The cult of Mary Magdalene has enjoyed a steadily growing popularity in late-medieval Central Europe as in its western and southern regions. Churches dedicated to the saint occupied strategic locations in Buda, Krakow and Vienna and were often linked with important urban rituals and prestigious confraternities. This multi-layered ‘urban’ quality of the Magdalene’s cult is investigated through a close-up analysis of a mysterious 15th-century relief, originally a tympanum, which shows the saint as the witness to the Resurrection of Christ. Research has shown that the tympanum (now in the Wien Museum) once formed a part of an ambitious Gothic facade of the Mary Magdalene chapel in the cathedral square.  The rebuilding of the chapel as the seat of the powerful Notaries guild and of the Corpus Christi confraternity was one of several civic initiatives in and around Vienna, which involved the cathedral lodge. It will be argued that the intriguing Magdalene relief cannot be explained by conventional iconographic tools alone. Its meaning can only be extrapolated by focusing on its location and the role of the Stephansplatz as a site of communal rituals of salvation in the form of relic displays, Passion plays and Corpus Christ processions, set amidst one of Vienna’s largest and oldest cemeteries. By drawing comparisons across the region, this lecture will demonstrate the development of a sophisticated insight into Mary Magdalene’s dual role as an equal member of the Apostolic elite and also as a reformed sinner and as role model of the life (and death) transforming belief through sight. 

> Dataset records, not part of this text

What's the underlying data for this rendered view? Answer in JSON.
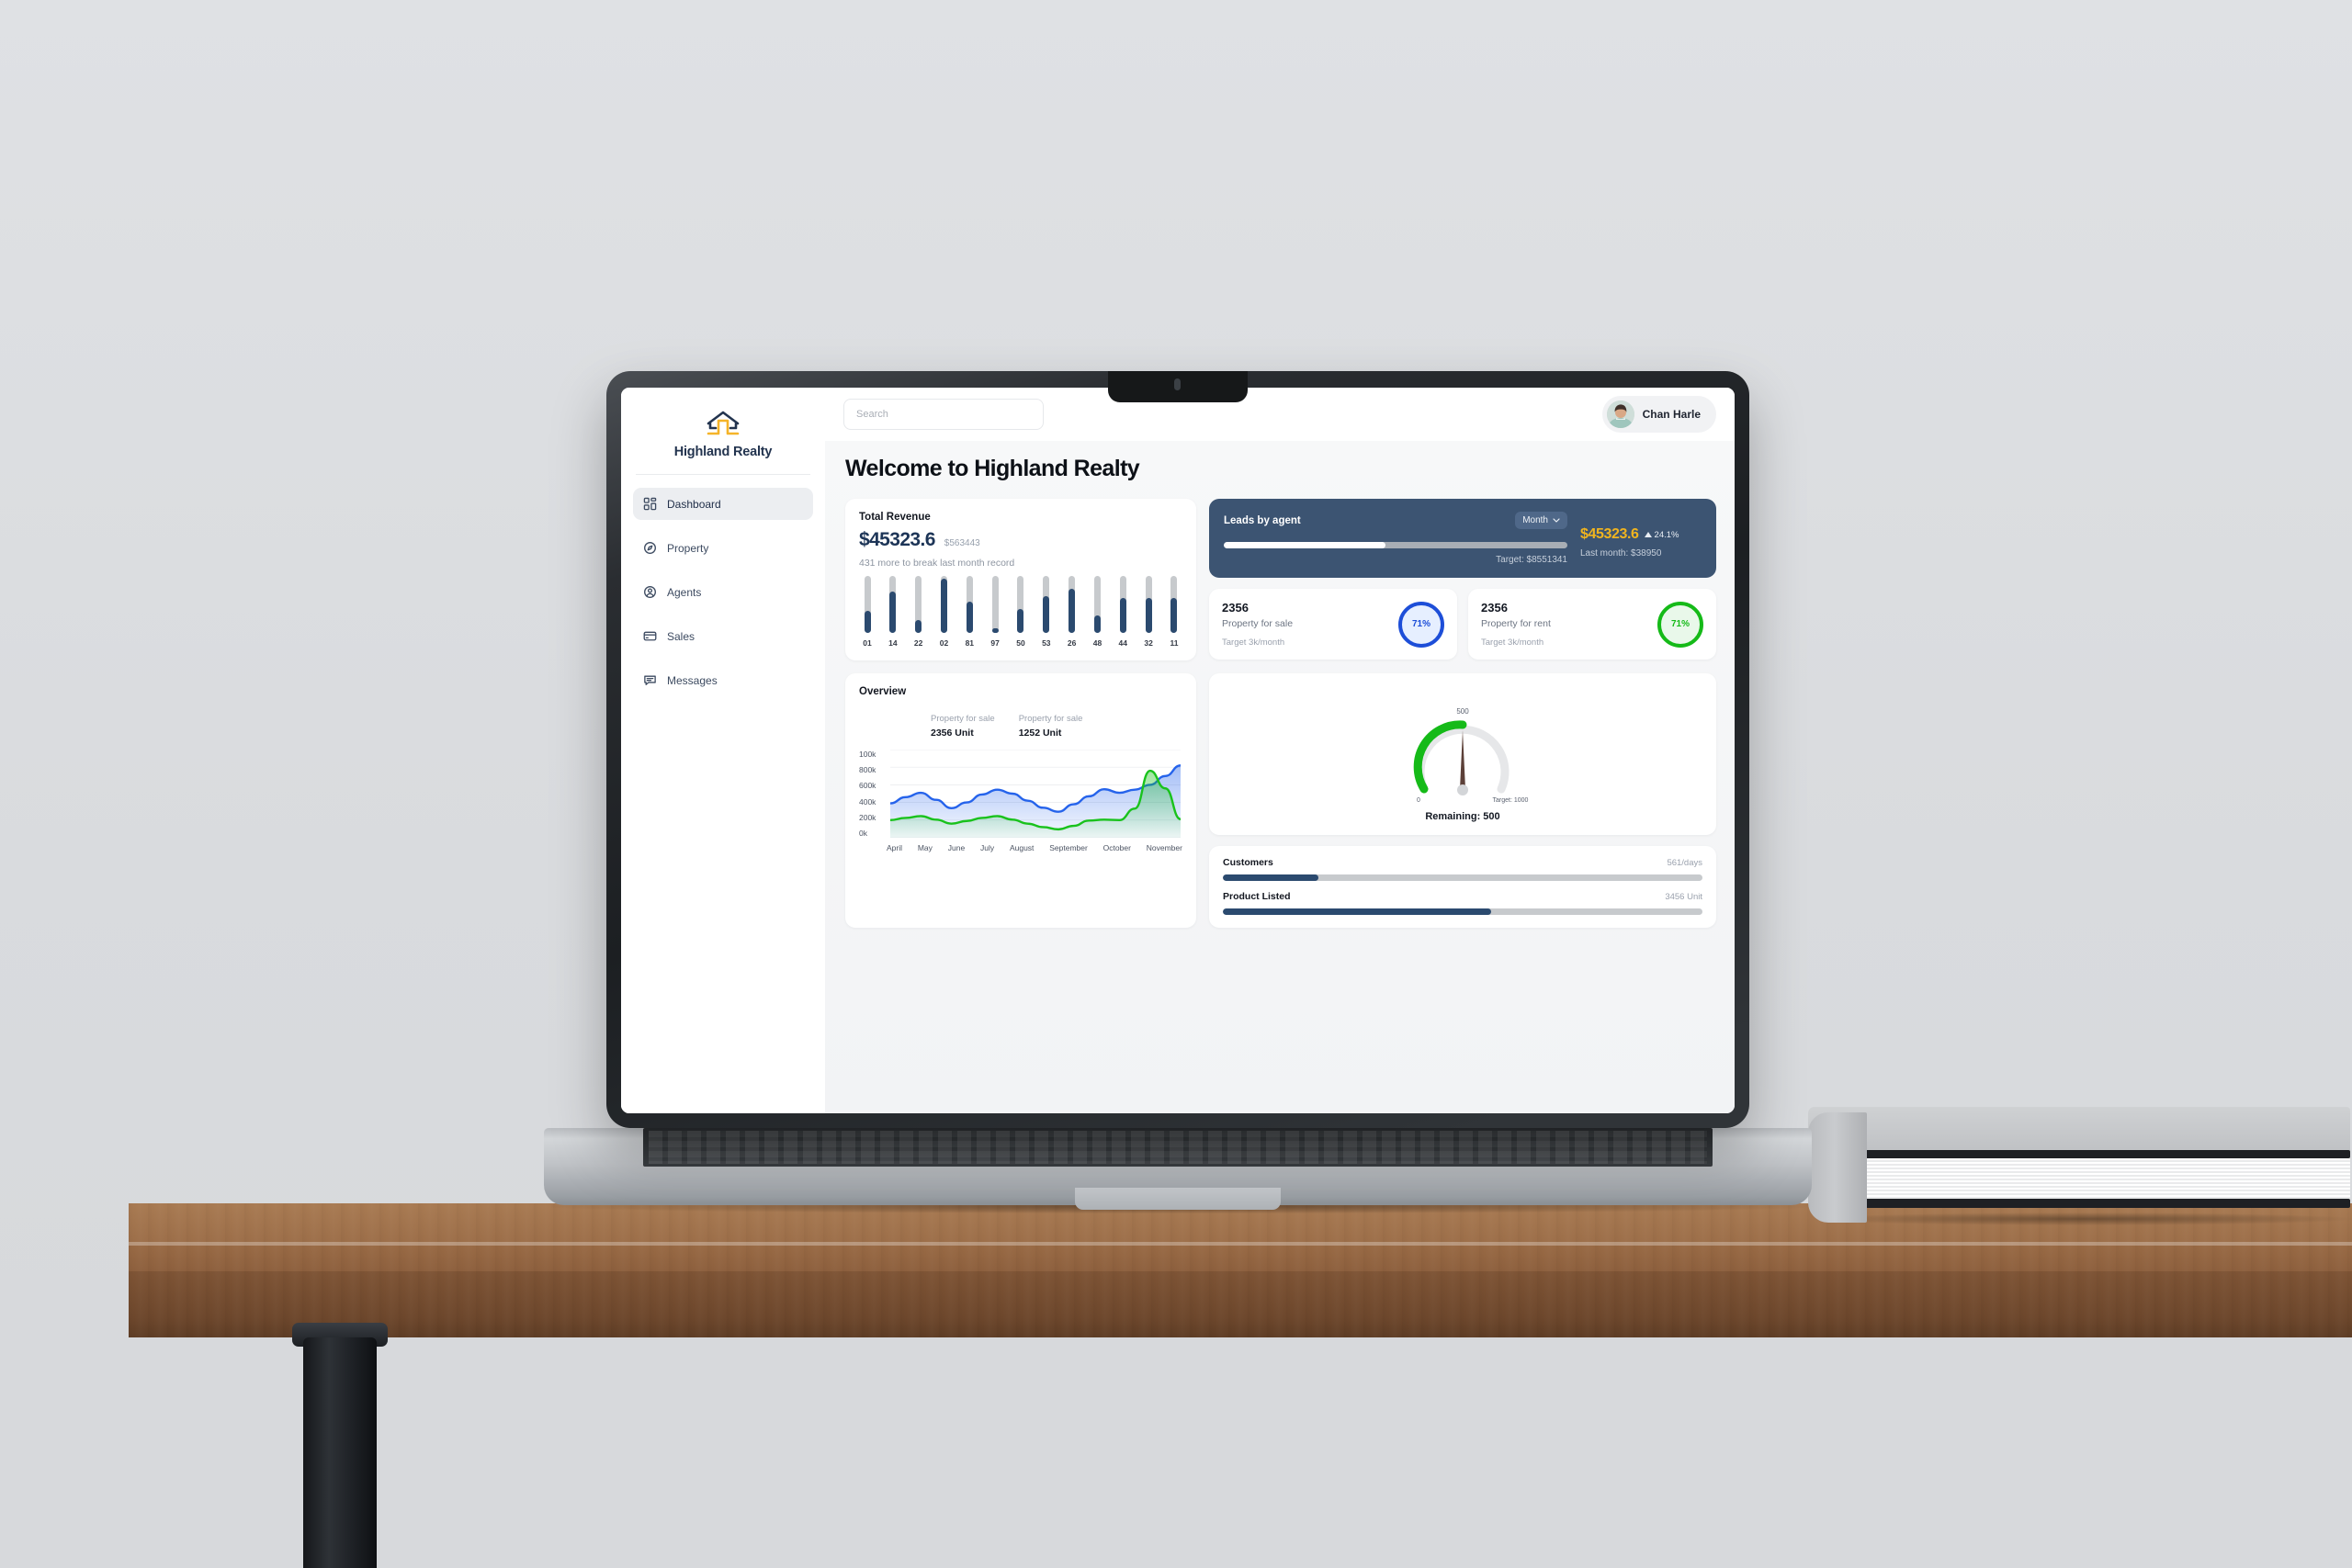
{
  "sidebar": {
    "brand_name": "Highland Realty",
    "items": [
      {
        "label": "Dashboard",
        "icon": "grid-icon",
        "active": true
      },
      {
        "label": "Property",
        "icon": "compass-icon",
        "active": false
      },
      {
        "label": "Agents",
        "icon": "user-circle-icon",
        "active": false
      },
      {
        "label": "Sales",
        "icon": "credit-card-icon",
        "active": false
      },
      {
        "label": "Messages",
        "icon": "chat-bubble-icon",
        "active": false
      }
    ]
  },
  "topbar": {
    "search_placeholder": "Search",
    "user_name": "Chan Harle"
  },
  "page": {
    "title": "Welcome to Highland Realty"
  },
  "total_revenue": {
    "title": "Total Revenue",
    "amount": "$45323.6",
    "secondary_amount": "$563443",
    "note": "431 more to break last month record"
  },
  "leads": {
    "title": "Leads by agent",
    "period": "Month",
    "amount": "$45323.6",
    "delta": "24.1%",
    "delta_direction": "up",
    "last_month": "Last month: $38950",
    "target": "Target: $8551341",
    "progress_percent": 47,
    "accent_color": "#f0b41f"
  },
  "property_cards": [
    {
      "count": "2356",
      "label": "Property for sale",
      "target": "Target 3k/month",
      "percent": "71%",
      "color": "#1d4ed8",
      "ring_class": "blue"
    },
    {
      "count": "2356",
      "label": "Property for rent",
      "target": "Target 3k/month",
      "percent": "71%",
      "color": "#15ba18",
      "ring_class": "green"
    }
  ],
  "overview": {
    "title": "Overview",
    "legend": [
      {
        "label": "Property for sale",
        "value": "2356 Unit"
      },
      {
        "label": "Property for sale",
        "value": "1252 Unit"
      }
    ]
  },
  "gauge": {
    "value_label": "500",
    "min_label": "0",
    "target_label": "Target: 1000",
    "remaining": "Remaining: 500",
    "value": 500,
    "max": 1000,
    "arc_color": "#15ba18"
  },
  "stats": [
    {
      "name": "Customers",
      "value": "561/days",
      "percent": 20
    },
    {
      "name": "Product Listed",
      "value": "3456 Unit",
      "percent": 56
    }
  ],
  "chart_data": [
    {
      "type": "bar",
      "title": "Total Revenue",
      "categories": [
        "01",
        "14",
        "22",
        "02",
        "81",
        "97",
        "50",
        "53",
        "26",
        "48",
        "44",
        "32",
        "11"
      ],
      "values": [
        38,
        72,
        22,
        95,
        55,
        8,
        42,
        65,
        78,
        30,
        62,
        62,
        62
      ],
      "ylim": [
        0,
        100
      ],
      "ylabel": "",
      "xlabel": "",
      "grid": false,
      "series_color": "#2b4a6f",
      "track_color": "#c7cacd"
    },
    {
      "type": "area",
      "title": "Overview",
      "x": [
        "April",
        "May",
        "June",
        "July",
        "August",
        "September",
        "October",
        "November"
      ],
      "ytick_labels": [
        "100k",
        "800k",
        "600k",
        "400k",
        "200k",
        "0k"
      ],
      "ylim": [
        0,
        1000
      ],
      "grid": true,
      "legend_position": "top",
      "series": [
        {
          "name": "Property for sale",
          "color": "#2563eb",
          "values": [
            390,
            460,
            510,
            430,
            335,
            400,
            490,
            545,
            500,
            420,
            340,
            295,
            380,
            470,
            550,
            510,
            545,
            600,
            700,
            820
          ]
        },
        {
          "name": "Property for sale",
          "color": "#19c21c",
          "values": [
            200,
            225,
            245,
            205,
            160,
            190,
            225,
            245,
            205,
            160,
            120,
            95,
            135,
            195,
            205,
            200,
            330,
            760,
            560,
            210
          ]
        }
      ]
    },
    {
      "type": "gauge",
      "title": "Remaining: 500",
      "value": 500,
      "min": 0,
      "max": 1000,
      "arc_color": "#15ba18",
      "track_color": "#e6e7e9"
    }
  ]
}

Zoë Opačić specialises in the medieval art, architecture and urbanism in Central Europe. She is a senior lecturer at Birkbeck College, University of London, a Fellow of the Society of Antiquaries and the Editor of the Journal of the British Archaeological Association. She is a long-standing collaborator of the CEU (as well as its staunch supporter), and is currently its visiting lecturer.